うちこのヨガ日記

ヨガの練習や読書、旅、生活、心のなかのこと。

全ての流派に通じる、現代の太極拳バイブル 太極拳パワー 「ARCプロセス」で、内部エネルギーを足から手へ! スコット・メレディス著 / 大谷桂子(翻訳)

習いはじめて一年以上経ったので、太極拳の本を手にしてみました。運動やボディ・ワークは身体の中に照合するストックができてから書物に触れるようにしています。先生が知識はあとでいいとおっしゃるのでいまも型の名前のようなものすら覚えておらず、「ゆべい、の号令はサマスティティヒ」というふうに変換しながら覚えています。
ヒキがいいのかわるいのか、初めて読んだこの本はかつてアシュタンガ・ヨガをやっていた人が「太極拳こそ最強だ」と熱く語っているような内容。前半はいま読んでよかった! かかとの真うしろと背面への意識のしかたがぐっと変わって、ヨガの練習にもよい影響が出ています。この感覚はヨガの親方のいう「micro bend the knee」と一緒だったのだなということに気づいてから、どちらの練習も楽しくなっています。

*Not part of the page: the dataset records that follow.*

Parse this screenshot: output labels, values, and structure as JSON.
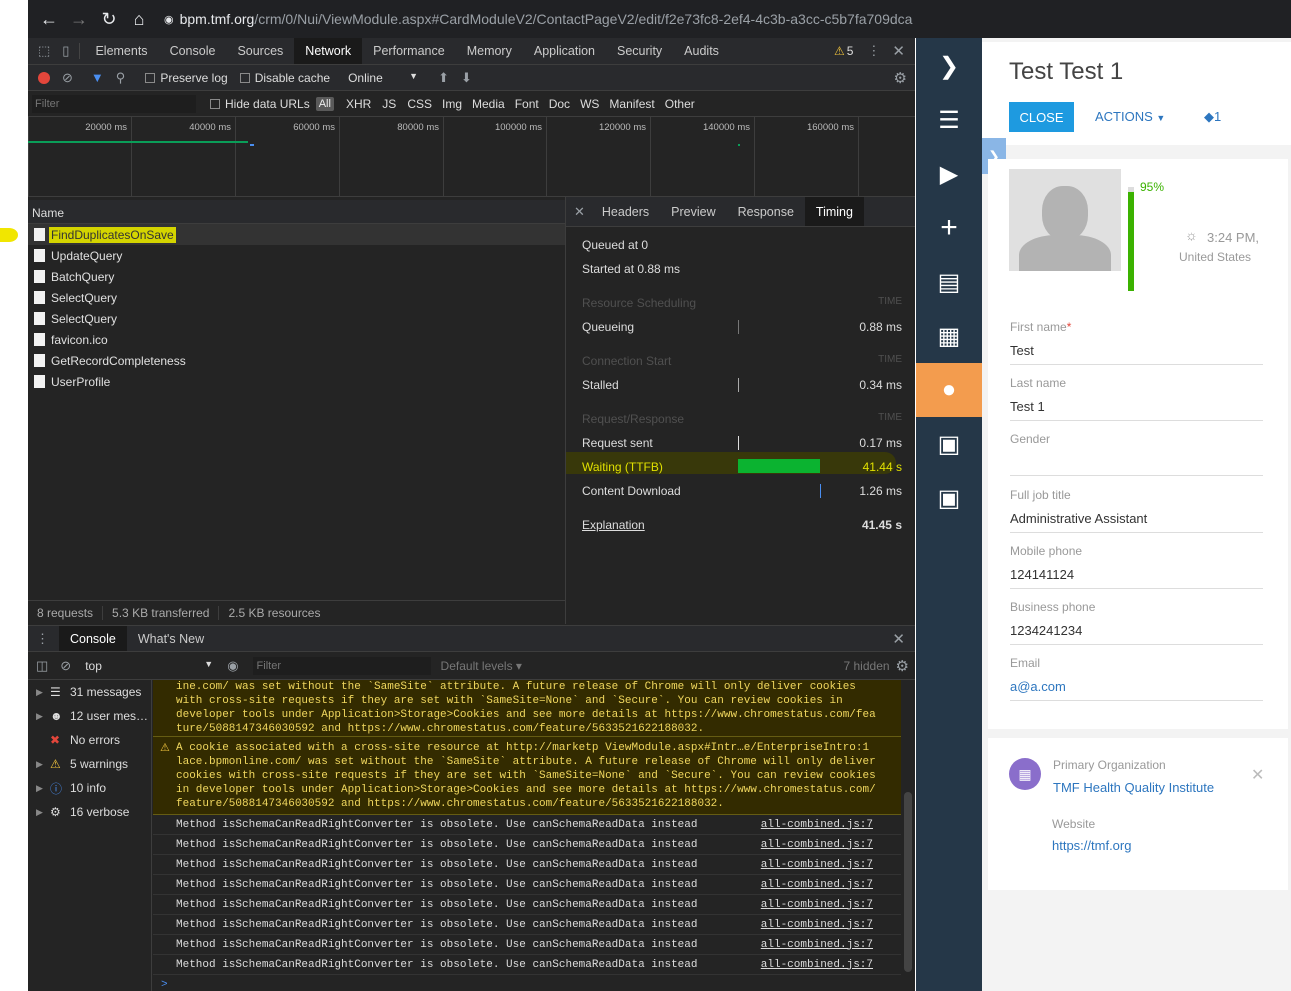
{
  "browser": {
    "url_host": "bpm.tmf.org",
    "url_path": "/crm/0/Nui/ViewModule.aspx#CardModuleV2/ContactPageV2/edit/f2e73fc8-2ef4-4c3b-a3cc-c5b7fa709dca"
  },
  "devtools": {
    "tabs": [
      "Elements",
      "Console",
      "Sources",
      "Network",
      "Performance",
      "Memory",
      "Application",
      "Security",
      "Audits"
    ],
    "selected_tab": "Network",
    "warning_count": "5",
    "toolbar": {
      "preserve_log": "Preserve log",
      "disable_cache": "Disable cache",
      "throttle": "Online"
    },
    "filter_placeholder": "Filter",
    "hide_data_urls": "Hide data URLs",
    "filter_types": [
      "All",
      "XHR",
      "JS",
      "CSS",
      "Img",
      "Media",
      "Font",
      "Doc",
      "WS",
      "Manifest",
      "Other"
    ],
    "timeline_ticks": [
      "20000 ms",
      "40000 ms",
      "60000 ms",
      "80000 ms",
      "100000 ms",
      "120000 ms",
      "140000 ms",
      "160000 ms"
    ],
    "name_header": "Name",
    "requests": [
      "FindDuplicatesOnSave",
      "UpdateQuery",
      "BatchQuery",
      "SelectQuery",
      "SelectQuery",
      "favicon.ico",
      "GetRecordCompleteness",
      "UserProfile"
    ],
    "status": {
      "requests": "8 requests",
      "transferred": "5.3 KB transferred",
      "resources": "2.5 KB resources"
    },
    "detail_tabs": [
      "Headers",
      "Preview",
      "Response",
      "Timing"
    ],
    "timing": {
      "queued": "Queued at 0",
      "started": "Started at 0.88 ms",
      "sec1": "Resource Scheduling",
      "sec2": "Connection Start",
      "sec3": "Request/Response",
      "time_label": "TIME",
      "queueing": "Queueing",
      "queueing_v": "0.88 ms",
      "stalled": "Stalled",
      "stalled_v": "0.34 ms",
      "sent": "Request sent",
      "sent_v": "0.17 ms",
      "waiting": "Waiting (TTFB)",
      "waiting_v": "41.44 s",
      "download": "Content Download",
      "download_v": "1.26 ms",
      "explanation": "Explanation",
      "total": "41.45 s"
    },
    "console": {
      "tabs": [
        "Console",
        "What's New"
      ],
      "context": "top",
      "filter_placeholder": "Filter",
      "levels": "Default levels",
      "hidden": "7 hidden",
      "sidebar": [
        "31 messages",
        "12 user mes…",
        "No errors",
        "5 warnings",
        "10 info",
        "16 verbose"
      ],
      "warn1": [
        "ine.com/ was set without the `SameSite` attribute. A future release of Chrome will only deliver cookies",
        "with cross-site requests if they are set with `SameSite=None` and `Secure`. You can review cookies in",
        "developer tools under Application>Storage>Cookies and see more details at https://www.chromestatus.com/fea",
        "ture/5088147346030592 and https://www.chromestatus.com/feature/5633521622188032."
      ],
      "warn2": [
        "A cookie associated with a cross-site resource at http://marketp ViewModule.aspx#Intr…e/EnterpriseIntro:1",
        "lace.bpmonline.com/ was set without the `SameSite` attribute. A future release of Chrome will only deliver",
        "cookies with cross-site requests if they are set with `SameSite=None` and `Secure`. You can review cookies",
        "in developer tools under Application>Storage>Cookies and see more details at https://www.chromestatus.com/",
        "feature/5088147346030592 and https://www.chromestatus.com/feature/5633521622188032."
      ],
      "line": "Method isSchemaCanReadRightConverter is obsolete. Use canSchemaReadData instead",
      "line_src": "all-combined.js:7",
      "line_count": 8,
      "prompt": ">"
    }
  },
  "app": {
    "title": "Test Test 1",
    "close": "CLOSE",
    "actions": "ACTIONS",
    "tag_count": "1",
    "completeness": "95%",
    "time": "3:24 PM,",
    "country": "United States",
    "fields": [
      {
        "label": "First name",
        "value": "Test",
        "required": "*"
      },
      {
        "label": "Last name",
        "value": "Test 1"
      },
      {
        "label": "Gender",
        "value": ""
      },
      {
        "label": "Full job title",
        "value": "Administrative Assistant"
      },
      {
        "label": "Mobile phone",
        "value": "124141124"
      },
      {
        "label": "Business phone",
        "value": "1234241234"
      },
      {
        "label": "Email",
        "value": "a@a.com"
      }
    ],
    "org_label": "Primary Organization",
    "org_value": "TMF Health Quality Institute",
    "website_label": "Website",
    "website_value": "https://tmf.org",
    "accent": "#f39c4e",
    "link": "#2d76bf"
  }
}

著者が太極拳でも日常でも共通すると定義する以下の三つの状態は、ヨガでも同じだなと思います。

  • リラックス状態:今の姿勢を保つ以外に身体的力や筋肉を使っていない。
  • 緊張状態:今の姿勢を保つ以上に力と筋力を使っている。あるいは、その姿勢をさらに正しいものにしようと、それ以上の力が入っている。
  • へなへな状態:自分の持っている身体的力が全てとり除かれている。つまり、心(頭)が体に指令できなくなる(睡眠時、無意識の状態、泥酔状態)。

(115ページ 第3章 套路 ポーズ より)

身体がへなへな状態だと、泥酔者レベルの発言をしちゃうという逆パターンもあるな…なんて。緊張があって、リラックスがある。緊張と弛緩の中間について、この本は一生懸命説明しようとしていらっしゃいます。


呼吸の中間についての説明も、こういうのって文章にするのがすごく難しいなと思いながら読みました。

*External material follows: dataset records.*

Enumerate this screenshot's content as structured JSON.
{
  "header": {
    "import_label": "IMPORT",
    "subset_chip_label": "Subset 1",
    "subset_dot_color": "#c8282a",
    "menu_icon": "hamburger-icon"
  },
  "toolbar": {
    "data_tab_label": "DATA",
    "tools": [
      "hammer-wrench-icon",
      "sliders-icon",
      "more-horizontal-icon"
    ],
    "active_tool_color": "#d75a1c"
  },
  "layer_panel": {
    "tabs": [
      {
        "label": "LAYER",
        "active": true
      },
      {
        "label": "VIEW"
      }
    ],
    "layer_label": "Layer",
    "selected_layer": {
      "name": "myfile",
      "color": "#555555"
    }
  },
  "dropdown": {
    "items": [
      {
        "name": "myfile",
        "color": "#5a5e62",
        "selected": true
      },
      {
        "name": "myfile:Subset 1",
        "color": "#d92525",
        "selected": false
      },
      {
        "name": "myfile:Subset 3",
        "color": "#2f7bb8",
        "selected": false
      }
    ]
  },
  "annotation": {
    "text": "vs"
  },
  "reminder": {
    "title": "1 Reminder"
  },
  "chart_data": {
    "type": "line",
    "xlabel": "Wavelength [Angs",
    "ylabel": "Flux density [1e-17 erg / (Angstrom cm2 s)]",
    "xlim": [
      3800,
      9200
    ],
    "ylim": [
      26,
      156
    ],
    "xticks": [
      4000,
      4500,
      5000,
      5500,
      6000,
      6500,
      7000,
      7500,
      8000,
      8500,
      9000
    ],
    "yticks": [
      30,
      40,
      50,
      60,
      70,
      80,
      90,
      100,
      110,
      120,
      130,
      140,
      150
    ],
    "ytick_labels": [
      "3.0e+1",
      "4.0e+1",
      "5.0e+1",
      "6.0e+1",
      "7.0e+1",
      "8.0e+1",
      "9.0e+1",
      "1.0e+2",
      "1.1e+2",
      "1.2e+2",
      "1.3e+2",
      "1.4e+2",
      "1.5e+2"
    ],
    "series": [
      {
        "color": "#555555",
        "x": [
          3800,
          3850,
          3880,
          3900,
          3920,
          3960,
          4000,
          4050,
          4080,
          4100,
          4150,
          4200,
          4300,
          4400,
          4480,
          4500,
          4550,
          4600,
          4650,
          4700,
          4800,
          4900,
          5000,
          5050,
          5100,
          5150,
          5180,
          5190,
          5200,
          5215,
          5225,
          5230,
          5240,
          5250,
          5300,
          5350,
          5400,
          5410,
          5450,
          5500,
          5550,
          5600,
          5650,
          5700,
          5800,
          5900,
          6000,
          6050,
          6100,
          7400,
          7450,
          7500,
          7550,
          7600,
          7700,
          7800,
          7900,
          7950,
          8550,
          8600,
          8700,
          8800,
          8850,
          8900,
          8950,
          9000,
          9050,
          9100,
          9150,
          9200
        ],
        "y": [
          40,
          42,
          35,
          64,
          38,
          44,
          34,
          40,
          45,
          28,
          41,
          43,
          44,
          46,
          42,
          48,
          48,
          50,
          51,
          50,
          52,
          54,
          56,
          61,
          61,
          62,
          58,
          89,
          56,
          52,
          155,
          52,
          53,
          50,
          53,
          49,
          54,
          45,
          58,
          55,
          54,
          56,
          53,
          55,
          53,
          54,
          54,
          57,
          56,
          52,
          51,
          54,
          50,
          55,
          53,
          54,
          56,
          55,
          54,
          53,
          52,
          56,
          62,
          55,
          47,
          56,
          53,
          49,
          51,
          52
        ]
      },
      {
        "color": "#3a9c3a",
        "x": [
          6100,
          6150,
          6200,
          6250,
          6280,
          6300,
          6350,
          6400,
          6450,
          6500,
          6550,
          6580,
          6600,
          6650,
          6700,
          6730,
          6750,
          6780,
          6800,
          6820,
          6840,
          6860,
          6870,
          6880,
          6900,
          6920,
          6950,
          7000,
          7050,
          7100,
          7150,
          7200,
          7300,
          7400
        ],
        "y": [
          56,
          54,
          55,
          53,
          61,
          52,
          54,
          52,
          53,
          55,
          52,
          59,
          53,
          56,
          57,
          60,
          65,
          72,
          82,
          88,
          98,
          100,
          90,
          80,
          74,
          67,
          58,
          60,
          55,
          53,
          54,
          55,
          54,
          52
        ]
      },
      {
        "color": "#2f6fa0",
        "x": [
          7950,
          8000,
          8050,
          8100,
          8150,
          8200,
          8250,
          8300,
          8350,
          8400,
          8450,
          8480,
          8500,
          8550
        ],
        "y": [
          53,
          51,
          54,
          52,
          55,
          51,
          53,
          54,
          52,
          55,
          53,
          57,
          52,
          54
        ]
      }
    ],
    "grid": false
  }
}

 心と身体の完全なるリラクゼーションが必要条件なのは何度も説明した。しかしそれだけではまだ足りない。ここではリラックスした後、丹田から発せられる振動を意識し、息を吸う時吐く時の継ぎ目で振動が止まらず継続的な波になるように意識しその感覚を掴むのだ。
(152ページ 第3章 套路 エネルギーの四つの側面 より)

オーバーフローさせずにフローする。地面から得たエネルギーを継続的に回す。ヨガの場合はムーラ・ダーラとされるから背骨の根っこだけれど、振動を回していく共通点はヨガの最中とまったく変わらない。

 

それにしても、なんかだか久しぶりにこういうトーンの本を読みました。小学生の頃に見た超常現象について外国人が語るテレビ番組のナレーションの音声で脳内再生されました。畑にミステリーサークルをつくったのはUFOだというような番組。来週はMr.マリック登場! なんて感じの、あの調子。

 

引用される言葉のなかにはラマナ・マハルシ、OSHO(ラジニーシ)、バガヴァッド・ギーターも登場し、各方面のテキストを引用しながら「こんなにさまざまな分野の覚者の言葉の意味をこんなふうに理解でき説明できるわたしは、すなわちわかっているのだ」と言われているような気がしてときどきどうでもよくなってしまう。知識をぜんぶ披露したくてしょうがないおじさんのウンチクを聞いているうちにヨガなんてもう一生やらなくていいやと思ってしまうときみたいに、シラケを誘発されてしまう。
終盤でこんなフレーズが出てくるのだけど、これはツッコミ待ち?

私は、格闘術としての太極拳についての質問となると多少分裂病的になる。(232ページ)

もうだいぶ前から分裂はじまっとったよー、と言いたくなる。言わせる技なのだろうか。つっこんだら負けなのだろう。これ以上は言うまい。

わたしはMr.マリックよりプリンセス・テンコー派です。